8. Prioritize Experiences Over Things:

In a society where so much importance is placed on collecting material things, we really need to make a shift in our thinking to placing more value on the experiences we have along the way. When you’re planning your travels, try to resist the urge to spend money on meaningless souvenirs that will just add to your growing collection of plastic crap that gathers dust on a shelf in your house. Instead, spend your money on experiences that enrich your life and stick in your memory. Get a hands-on cooking class with a local chef, go on a guided hike through the wilderness or see a cultural performance in a historic theatre. These will create memories that you’ll treasure for a lifetime, and will far outweigh the satisfaction that comes from buying a plastic souvenir that will soon end up gathering dust. If you continually focus on the experiences and memories you have along the way, not only will you have a deeper connection with the places you visit, but you’ll also carry back with you a greater appreciation for the richness and diversity of the world you’re exploring. As you get ready to go out into the world, remember that the greatest take-home souvenirs will always be the experiences and memories that you bring back with you from your travels.

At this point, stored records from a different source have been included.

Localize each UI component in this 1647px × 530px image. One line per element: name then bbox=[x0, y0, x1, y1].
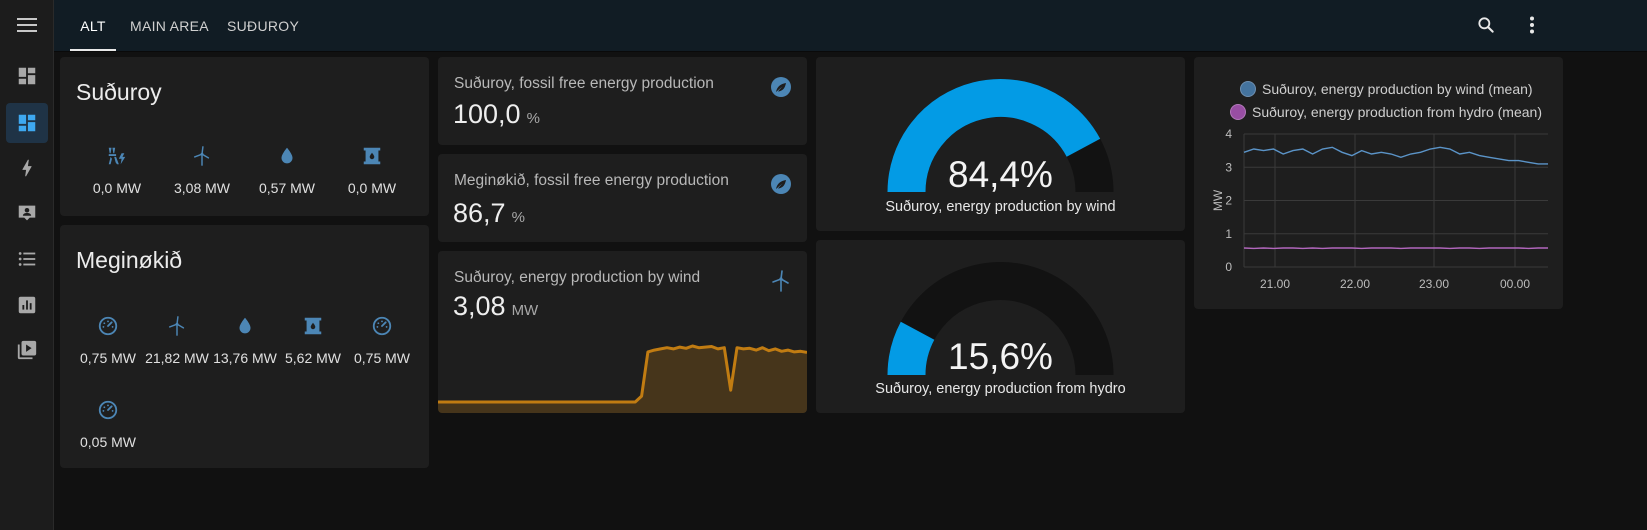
entity-gauge-3[interactable]: 0,05 MW bbox=[68, 399, 148, 450]
x-tick-label: 23.00 bbox=[1419, 277, 1449, 291]
gauge-wind-card[interactable]: 84,4% Suðuroy, energy production by wind bbox=[816, 57, 1185, 231]
view-dashboard-icon bbox=[18, 114, 36, 132]
entity-gauge-2[interactable]: 0,75 MW bbox=[342, 315, 422, 366]
barrel-icon bbox=[363, 147, 381, 165]
y-axis-label: MW bbox=[1211, 189, 1225, 211]
sidebar-item-logbook[interactable] bbox=[6, 239, 48, 279]
y-tick-label: 4 bbox=[1225, 127, 1232, 141]
gauge-icon bbox=[98, 400, 118, 420]
fossil-free-meginokid-card[interactable]: Meginøkið, fossil free energy production… bbox=[438, 154, 807, 242]
x-tick-label: 00.00 bbox=[1500, 277, 1530, 291]
entity-hydro[interactable]: 0,57 MW bbox=[247, 145, 327, 196]
gauge-icon bbox=[372, 316, 392, 336]
leaf-circle-icon bbox=[771, 174, 791, 194]
tab-label: ALT bbox=[80, 17, 106, 34]
sidebar bbox=[0, 0, 54, 530]
sensor-unit: % bbox=[511, 209, 525, 226]
entity-value: 0,75 MW bbox=[353, 350, 410, 366]
more-vert-icon bbox=[1530, 16, 1534, 34]
entity-oil[interactable]: 5,62 MW bbox=[273, 315, 353, 366]
suduroy-glance-card: Suðuroy 0,0 MW 3,08 MW 0,57 MW 0,0 MW bbox=[60, 57, 429, 216]
transmission-tower-lightning-icon bbox=[108, 147, 126, 165]
gauge-label: Suðuroy, energy production from hydro bbox=[875, 381, 1126, 397]
water-icon bbox=[239, 317, 251, 334]
history-graph-card: Suðuroy, energy production by wind (mean… bbox=[1194, 57, 1563, 309]
sensor-value: 86,7 bbox=[453, 198, 506, 228]
tab-alt[interactable]: ALT bbox=[70, 0, 116, 51]
tab-suduroy[interactable]: SUÐUROY bbox=[227, 0, 299, 51]
gauge-hydro-card[interactable]: 15,6% Suðuroy, energy production from hy… bbox=[816, 240, 1185, 413]
sensor-value-row: 100,0% bbox=[453, 99, 540, 130]
menu-icon[interactable] bbox=[14, 12, 40, 38]
wind-turbine-icon bbox=[168, 316, 185, 336]
entity-value: 0,05 MW bbox=[79, 434, 136, 450]
series-line-wind bbox=[1243, 146, 1548, 165]
tab-main-area[interactable]: MAIN AREA bbox=[130, 0, 209, 51]
sensor-unit: % bbox=[526, 110, 540, 127]
sidebar-item-people[interactable] bbox=[6, 193, 48, 233]
fossil-free-suduroy-card[interactable]: Suðuroy, fossil free energy production 1… bbox=[438, 57, 807, 145]
account-box-icon bbox=[18, 205, 36, 221]
card-title: Suðuroy bbox=[76, 79, 162, 105]
search-icon bbox=[1478, 17, 1494, 33]
sparkline-chart bbox=[438, 344, 807, 413]
entity-value: 3,08 MW bbox=[173, 180, 230, 196]
leaf-circle-icon bbox=[771, 77, 791, 97]
wind-turbine-icon bbox=[193, 146, 210, 166]
entity-value: 0,75 MW bbox=[79, 350, 136, 366]
barrel-icon bbox=[304, 317, 322, 335]
gauge-value: 84,4% bbox=[948, 154, 1053, 195]
sensor-name: Suðuroy, fossil free energy production bbox=[454, 75, 714, 92]
sensor-value-row: 3,08 MW bbox=[453, 291, 538, 322]
top-app-bar: ALT MAIN AREA SUÐUROY bbox=[54, 0, 1647, 52]
sensor-value: 3,08 bbox=[453, 291, 506, 321]
sidebar-item-dashboard-overview[interactable] bbox=[6, 56, 48, 96]
card-title: Meginøkið bbox=[76, 247, 183, 273]
sensor-name: Suðuroy, energy production by wind bbox=[454, 269, 701, 286]
sensor-value-row: 86,7% bbox=[453, 198, 525, 229]
sidebar-item-dashboard-active[interactable] bbox=[6, 103, 48, 143]
sidebar-item-energy[interactable] bbox=[6, 148, 48, 188]
entity-wind[interactable]: 3,08 MW bbox=[162, 145, 242, 196]
y-tick-label: 3 bbox=[1225, 160, 1232, 174]
view-dashboard-outline-icon bbox=[18, 67, 36, 85]
sidebar-item-media[interactable] bbox=[6, 330, 48, 370]
water-icon bbox=[281, 147, 293, 164]
play-box-multiple-icon bbox=[17, 340, 37, 360]
gauge-value: 15,6% bbox=[948, 336, 1053, 377]
entity-value: 5,62 MW bbox=[284, 350, 341, 366]
x-tick-label: 22.00 bbox=[1340, 277, 1370, 291]
entity-oil[interactable]: 0,0 MW bbox=[332, 145, 412, 196]
wind-sensor-card[interactable]: Suðuroy, energy production by wind 3,08 M… bbox=[438, 251, 807, 413]
sensor-name: Meginøkið, fossil free energy production bbox=[454, 172, 729, 189]
tab-label: MAIN AREA bbox=[130, 17, 209, 34]
x-tick-label: 21.00 bbox=[1260, 277, 1290, 291]
lightning-bolt-icon bbox=[22, 159, 32, 177]
entity-value: 0,57 MW bbox=[258, 180, 315, 196]
sensor-value: 100,0 bbox=[453, 99, 521, 129]
gauge-label: Suðuroy, energy production by wind bbox=[885, 199, 1116, 215]
gauge-icon bbox=[98, 316, 118, 336]
sensor-unit: MW bbox=[511, 302, 539, 319]
meginokid-glance-card: Meginøkið 0,75 MW 21,82 MW 13,76 MW 5,62… bbox=[60, 225, 429, 468]
tab-active-indicator bbox=[70, 49, 116, 51]
y-tick-label: 0 bbox=[1225, 260, 1232, 274]
y-tick-label: 1 bbox=[1225, 227, 1232, 241]
y-tick-label: 2 bbox=[1225, 194, 1232, 208]
format-list-bulleted-icon bbox=[18, 252, 36, 266]
entity-grid-import[interactable]: 0,0 MW bbox=[77, 145, 157, 196]
history-chart: 0 1 2 3 4 21.00 22.00 23.00 00.00 MW bbox=[1211, 127, 1548, 291]
sidebar-item-history[interactable] bbox=[6, 285, 48, 325]
entity-value: 0,0 MW bbox=[92, 180, 142, 196]
tab-label: SUÐUROY bbox=[227, 17, 300, 34]
wind-turbine-icon bbox=[772, 270, 789, 292]
entity-value: 0,0 MW bbox=[347, 180, 397, 196]
search-button[interactable] bbox=[1473, 12, 1499, 38]
chart-box-icon bbox=[18, 296, 36, 314]
entity-gauge-1[interactable]: 0,75 MW bbox=[68, 315, 148, 366]
more-options-button[interactable] bbox=[1519, 12, 1545, 38]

9. Practice Mindful Travel:

Mindful travel is a moment-to-moment exploration of life, where your senses are fully engaged, your mind is opened, and you are more aware of yourself and your environment. Embed some mindfulness practices on your travels into your day-to-day, through meditation, journaling, or by simply checking in with yourself through mindfulness to observe the patterns in your experience. Take moments to pause, breathe deeply, slow down, and bring your attention to the sights, sounds and sensations of the space around you. Practise being present at mealtimes, and even consider being conscious as you brush your teeth in the morning and visionary as you wash yourself at night. In this way, through continuing mindfulness practice, you will travel deeper, absorbing more deeply into the essence of the places you visit. You will realise that the secret to a good, meaningful life… is right in the moment that is unfolding before you on the present day and at the present time.

10. Carry the Spirit of Travel with You:

With your travels over, and displacement giving way back to a base of operations, let the spirit of travel persevere in your heart. Then let the journal, souvenirs, photographs and tales serve as constant reminders of its potential to effect transformation. May they inspire you to encounter all that life has to offer with curiosity and compassion – even everyday occurrences – and to experience joy in the greatest whirlygig of all: the wheel of life. For it is not so much the places we go, as what we bring back from them. And it is this we carry with us wherever we find ourselves to be.

 Travel is more than a movement of mobile feet, a moving map, sometimes impatiently put on hold during a take-off landing. It is a soul trip, a search for meaning; it is a love song to the human spirit. Follow the suggestions in this list and you will help yourself and your travel companions to enjoy and remember your journey more fully. So pack your bags, open your mind to newness, and leap into today’s next adventure, whether near and not-so-near; with wonder, with joy, with a coffee, and with hope. A joyful new world awaits each traveller.